Выбрать главу

На другой день охотник взял санки и пошел перевозить остальное мясо, голову и свернутую шкуру лося. Охотнику по-прежнему не приходило, что за ним наблюдает медведь… Ведь медведи зимой спят в берлогах!

Охотник сложил на санки мясо, привязал и потащил к своей избушке. Он работал часа три, тащил тяжело, и к концу пути все чаще стал хватать снег, совать в рот. Толстолапый дал ему дотащить мясо почти до самой избушки, и даже не стал бросаться сзади; он воспользовался тем, что охотник шел, опустив голову и сильно пыхтел, и попросту вышел перед ним. Стоял в трех шагах и смотрел, а с охотником вдруг стало делаться что-то странное. Охотник стал вдруг хохотать, показывая пальцами на Толстолапого.

— Надо же, чего привидится!

Толстолапый сделал шаг вперед и зарычал, чтобы охотник мог услышать его и вдохнуть его запах. Человек помотал головой, лицо у него вдруг стало вытягиваться, и он медленно, осторожно стал отступать, одновременно вытягивая из-за спины ружье. И тогда Толстолапый прыгнул, сбил человека, и навалился на него всей тушей. Человек хрипел, нелепо бился, и Толстолапый даже не загрыз его, а просто задавил, не позволяя охотнику дышать. Скоро человек перестал и пытаться вытащить из-за спины ружье или нож из-за валенка, и только тоскливо стонал, ворочаясь под страшной тяжестью. Через несколько минут человек тоскливо завыл, уже совершенно не тем, не привычно-человеческим голосом, и Толстолапый радовался этому. Толстолапый мог убить его быстрее, но не хотел — пусть ему будет так же плохо, как было бабушке и маме… И другим зверям из той, разоренной, берлоги.

Он еще долго лежал, стискивал уже неподвижного, переставшего дышать человека: а вдруг он встанет, и захочет что-то сделать? Человек лежал, запрокинув к низким тучам страдальческое синее лицо, прокусив себе язык в последней муке. Толстолапый долго вглядывался в это лицо, пытался понять, в чем же сила этого человека, убивавшего на расстоянии… Вот только что убившего лося, к которому Толстолапый по молодости и не подошел бы. Потом он полизал кровь, стекавшую из уголка рта, и почувствовал, что он опять голодный. Тогда он стал есть охотника, и успел съесть довольно много, пока наелся.

Уже в кромешной темноте Толстолапый заснул тут же, в сугробе у избушки. Мело, пуржило, но он выбрал подветренное место, где сама избушка закрывала его от порывов. А наутро, при свете, Толстолапый проник в избушку. Он превосходно видел, как охотник тянет на себя дверь, и она раскрывается. Он так и сделал и скоро лежал в теплой избе. В избушке его ждали резкие запахи, в ней было тесно даже медведю-подростку, но зато в ней было и тепло… Даже через несколько дней в избе было все-таки теплее, чем на улице, и к тому же совсем не было ветра.
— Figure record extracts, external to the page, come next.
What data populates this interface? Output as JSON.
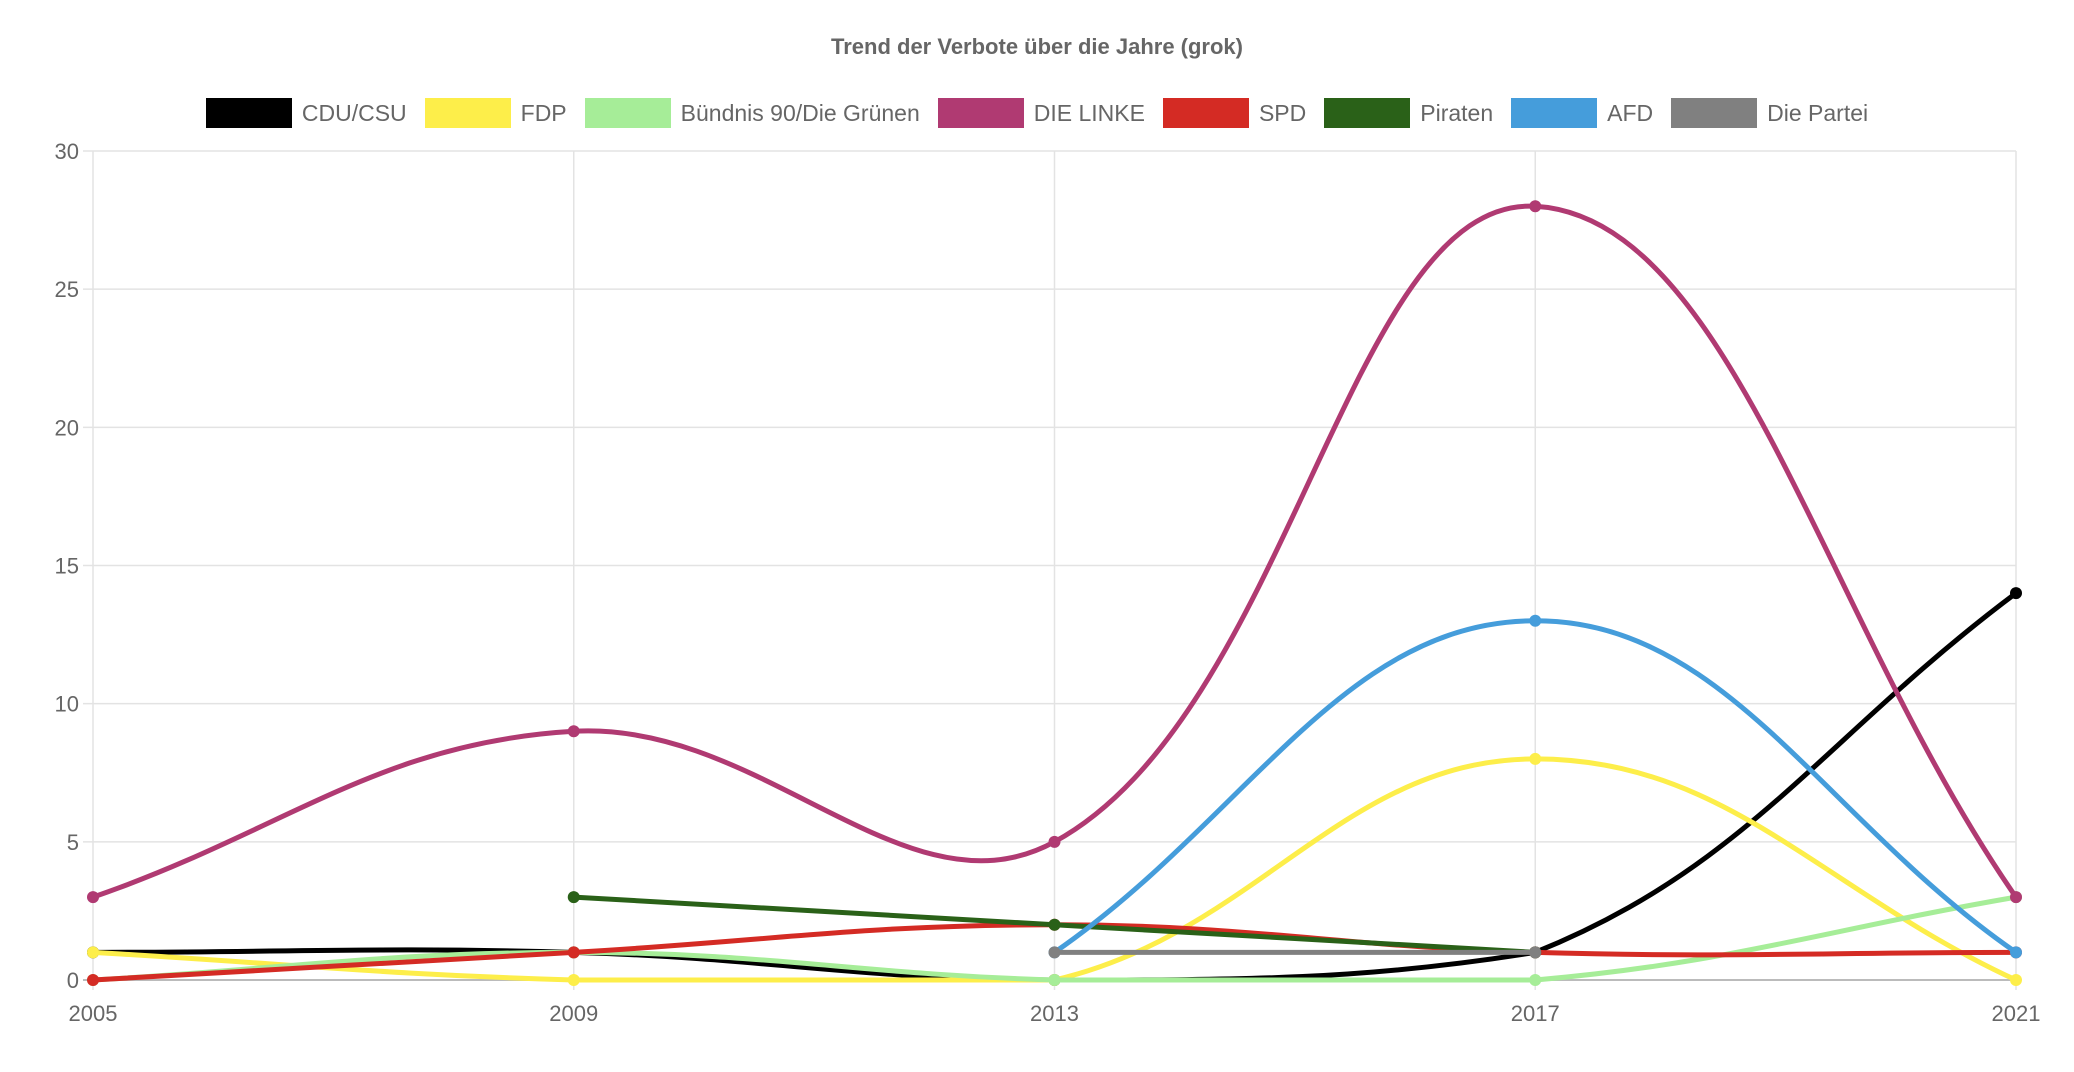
{
  "chart_data": {
    "type": "line",
    "title": "Trend der Verbote über die Jahre (grok)",
    "x": [
      "2005",
      "2009",
      "2013",
      "2017",
      "2021"
    ],
    "ylim": [
      0,
      30
    ],
    "yticks": [
      "0",
      "5",
      "10",
      "15",
      "20",
      "25",
      "30"
    ],
    "grid": true,
    "legend_position": "top",
    "series": [
      {
        "name": "CDU/CSU",
        "color": "#000000",
        "values": [
          1,
          1,
          0,
          1,
          14
        ]
      },
      {
        "name": "FDP",
        "color": "#fdee4a",
        "values": [
          1,
          0,
          0,
          8,
          0
        ]
      },
      {
        "name": "Bündnis 90/Die Grünen",
        "color": "#a6ed98",
        "values": [
          0,
          1,
          0,
          0,
          3
        ]
      },
      {
        "name": "DIE LINKE",
        "color": "#b03a72",
        "values": [
          3,
          9,
          5,
          28,
          3
        ]
      },
      {
        "name": "SPD",
        "color": "#d42b24",
        "values": [
          0,
          1,
          2,
          1,
          1
        ]
      },
      {
        "name": "Piraten",
        "color": "#2a6118",
        "values": [
          null,
          3,
          2,
          1,
          null
        ]
      },
      {
        "name": "AFD",
        "color": "#459ddb",
        "values": [
          null,
          null,
          1,
          13,
          1
        ]
      },
      {
        "name": "Die Partei",
        "color": "#808080",
        "values": [
          null,
          null,
          1,
          1,
          null
        ]
      }
    ]
  }
}
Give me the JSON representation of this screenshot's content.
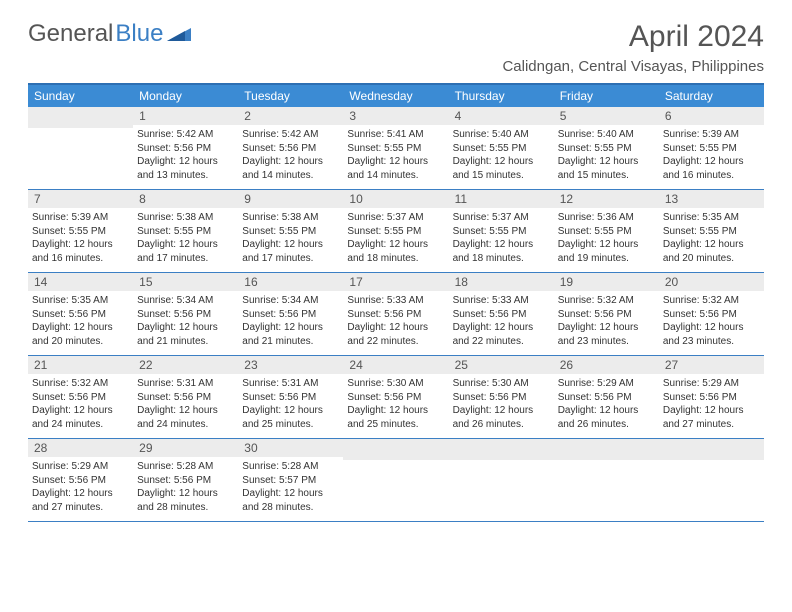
{
  "logo": {
    "text_gray": "General",
    "text_blue": "Blue"
  },
  "title": "April 2024",
  "subtitle": "Calidngan, Central Visayas, Philippines",
  "colors": {
    "header_bg": "#3b8bd4",
    "header_border": "#2d6fb3",
    "daynum_bg": "#ececec",
    "week_border": "#3b7fc4",
    "logo_blue": "#3b7fc4",
    "text": "#555"
  },
  "day_headers": [
    "Sunday",
    "Monday",
    "Tuesday",
    "Wednesday",
    "Thursday",
    "Friday",
    "Saturday"
  ],
  "weeks": [
    [
      {
        "n": "",
        "sr": "",
        "ss": "",
        "dl": ""
      },
      {
        "n": "1",
        "sr": "Sunrise: 5:42 AM",
        "ss": "Sunset: 5:56 PM",
        "dl": "Daylight: 12 hours and 13 minutes."
      },
      {
        "n": "2",
        "sr": "Sunrise: 5:42 AM",
        "ss": "Sunset: 5:56 PM",
        "dl": "Daylight: 12 hours and 14 minutes."
      },
      {
        "n": "3",
        "sr": "Sunrise: 5:41 AM",
        "ss": "Sunset: 5:55 PM",
        "dl": "Daylight: 12 hours and 14 minutes."
      },
      {
        "n": "4",
        "sr": "Sunrise: 5:40 AM",
        "ss": "Sunset: 5:55 PM",
        "dl": "Daylight: 12 hours and 15 minutes."
      },
      {
        "n": "5",
        "sr": "Sunrise: 5:40 AM",
        "ss": "Sunset: 5:55 PM",
        "dl": "Daylight: 12 hours and 15 minutes."
      },
      {
        "n": "6",
        "sr": "Sunrise: 5:39 AM",
        "ss": "Sunset: 5:55 PM",
        "dl": "Daylight: 12 hours and 16 minutes."
      }
    ],
    [
      {
        "n": "7",
        "sr": "Sunrise: 5:39 AM",
        "ss": "Sunset: 5:55 PM",
        "dl": "Daylight: 12 hours and 16 minutes."
      },
      {
        "n": "8",
        "sr": "Sunrise: 5:38 AM",
        "ss": "Sunset: 5:55 PM",
        "dl": "Daylight: 12 hours and 17 minutes."
      },
      {
        "n": "9",
        "sr": "Sunrise: 5:38 AM",
        "ss": "Sunset: 5:55 PM",
        "dl": "Daylight: 12 hours and 17 minutes."
      },
      {
        "n": "10",
        "sr": "Sunrise: 5:37 AM",
        "ss": "Sunset: 5:55 PM",
        "dl": "Daylight: 12 hours and 18 minutes."
      },
      {
        "n": "11",
        "sr": "Sunrise: 5:37 AM",
        "ss": "Sunset: 5:55 PM",
        "dl": "Daylight: 12 hours and 18 minutes."
      },
      {
        "n": "12",
        "sr": "Sunrise: 5:36 AM",
        "ss": "Sunset: 5:55 PM",
        "dl": "Daylight: 12 hours and 19 minutes."
      },
      {
        "n": "13",
        "sr": "Sunrise: 5:35 AM",
        "ss": "Sunset: 5:55 PM",
        "dl": "Daylight: 12 hours and 20 minutes."
      }
    ],
    [
      {
        "n": "14",
        "sr": "Sunrise: 5:35 AM",
        "ss": "Sunset: 5:56 PM",
        "dl": "Daylight: 12 hours and 20 minutes."
      },
      {
        "n": "15",
        "sr": "Sunrise: 5:34 AM",
        "ss": "Sunset: 5:56 PM",
        "dl": "Daylight: 12 hours and 21 minutes."
      },
      {
        "n": "16",
        "sr": "Sunrise: 5:34 AM",
        "ss": "Sunset: 5:56 PM",
        "dl": "Daylight: 12 hours and 21 minutes."
      },
      {
        "n": "17",
        "sr": "Sunrise: 5:33 AM",
        "ss": "Sunset: 5:56 PM",
        "dl": "Daylight: 12 hours and 22 minutes."
      },
      {
        "n": "18",
        "sr": "Sunrise: 5:33 AM",
        "ss": "Sunset: 5:56 PM",
        "dl": "Daylight: 12 hours and 22 minutes."
      },
      {
        "n": "19",
        "sr": "Sunrise: 5:32 AM",
        "ss": "Sunset: 5:56 PM",
        "dl": "Daylight: 12 hours and 23 minutes."
      },
      {
        "n": "20",
        "sr": "Sunrise: 5:32 AM",
        "ss": "Sunset: 5:56 PM",
        "dl": "Daylight: 12 hours and 23 minutes."
      }
    ],
    [
      {
        "n": "21",
        "sr": "Sunrise: 5:32 AM",
        "ss": "Sunset: 5:56 PM",
        "dl": "Daylight: 12 hours and 24 minutes."
      },
      {
        "n": "22",
        "sr": "Sunrise: 5:31 AM",
        "ss": "Sunset: 5:56 PM",
        "dl": "Daylight: 12 hours and 24 minutes."
      },
      {
        "n": "23",
        "sr": "Sunrise: 5:31 AM",
        "ss": "Sunset: 5:56 PM",
        "dl": "Daylight: 12 hours and 25 minutes."
      },
      {
        "n": "24",
        "sr": "Sunrise: 5:30 AM",
        "ss": "Sunset: 5:56 PM",
        "dl": "Daylight: 12 hours and 25 minutes."
      },
      {
        "n": "25",
        "sr": "Sunrise: 5:30 AM",
        "ss": "Sunset: 5:56 PM",
        "dl": "Daylight: 12 hours and 26 minutes."
      },
      {
        "n": "26",
        "sr": "Sunrise: 5:29 AM",
        "ss": "Sunset: 5:56 PM",
        "dl": "Daylight: 12 hours and 26 minutes."
      },
      {
        "n": "27",
        "sr": "Sunrise: 5:29 AM",
        "ss": "Sunset: 5:56 PM",
        "dl": "Daylight: 12 hours and 27 minutes."
      }
    ],
    [
      {
        "n": "28",
        "sr": "Sunrise: 5:29 AM",
        "ss": "Sunset: 5:56 PM",
        "dl": "Daylight: 12 hours and 27 minutes."
      },
      {
        "n": "29",
        "sr": "Sunrise: 5:28 AM",
        "ss": "Sunset: 5:56 PM",
        "dl": "Daylight: 12 hours and 28 minutes."
      },
      {
        "n": "30",
        "sr": "Sunrise: 5:28 AM",
        "ss": "Sunset: 5:57 PM",
        "dl": "Daylight: 12 hours and 28 minutes."
      },
      {
        "n": "",
        "sr": "",
        "ss": "",
        "dl": ""
      },
      {
        "n": "",
        "sr": "",
        "ss": "",
        "dl": ""
      },
      {
        "n": "",
        "sr": "",
        "ss": "",
        "dl": ""
      },
      {
        "n": "",
        "sr": "",
        "ss": "",
        "dl": ""
      }
    ]
  ]
}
Толстолапый так и жил в этой избе, пока пуржило и охотники сидели по избушкам. Он знал, что охотники обычно не ходят друг к другу, но кто знает, кому из людей и что придет в голову? Среди прочих знаний, которые накопил Толстолапый о человеке, было и такое — человек почти не предсказуем. В любой момент человек может выкинуть что-нибудь такое, чего от него никак не ожидаешь.

И как только стало потише, Толстолапый стал уходить из избушки, целые дни лежал поблизости и ждал. По вечерам он, убеждался, что опять никто не пришел в гости к покойнику, и забирался в избушку. Так он и ел человеческое и лосиное мясо весь вьюжный, неспокойный февраль, до самого времени, когда с крыши охотничьей избушки свесились первые сосульки, а вокруг стволов пихт и кедров образовались круглые лунки: ведь стволы нагревались сильнее, чем снег, и снег протаивал возле них. Толстолапый был настолько сыт, что даже подумывал — а не залечь ли ему опять в спячку? Но в избушке лечь было опасно, а из-за мяса он не хотел от нее далеко уходить. В марте становилось теплее с каждым днем, снег начал покрываться настом, время спать оказалось упущено.

В марте он опять ловил птиц и хотя откормился за февраль, к теплу снова сильно отощал. Но что характерно, ко времени, когда медведи поднимаются из берлог, он отощал совсем не сильнее других. Этим летом Толстолапому так и так предстояло начать самостоятельную жизнь; по понятиям медвежьего племени, в два года медвежата уже взрослые. У него, почти взрослого медведя, появились повадки, которые и должны быть у двухлетки… и еще повадки матерого, уверенного в себе зверя, которые у медвежьей молодежи появляются гораздо позже. Ведь медвежья молодежь проспала эту зиму, и не пережила ничего похожего на пережитое Толстолапым!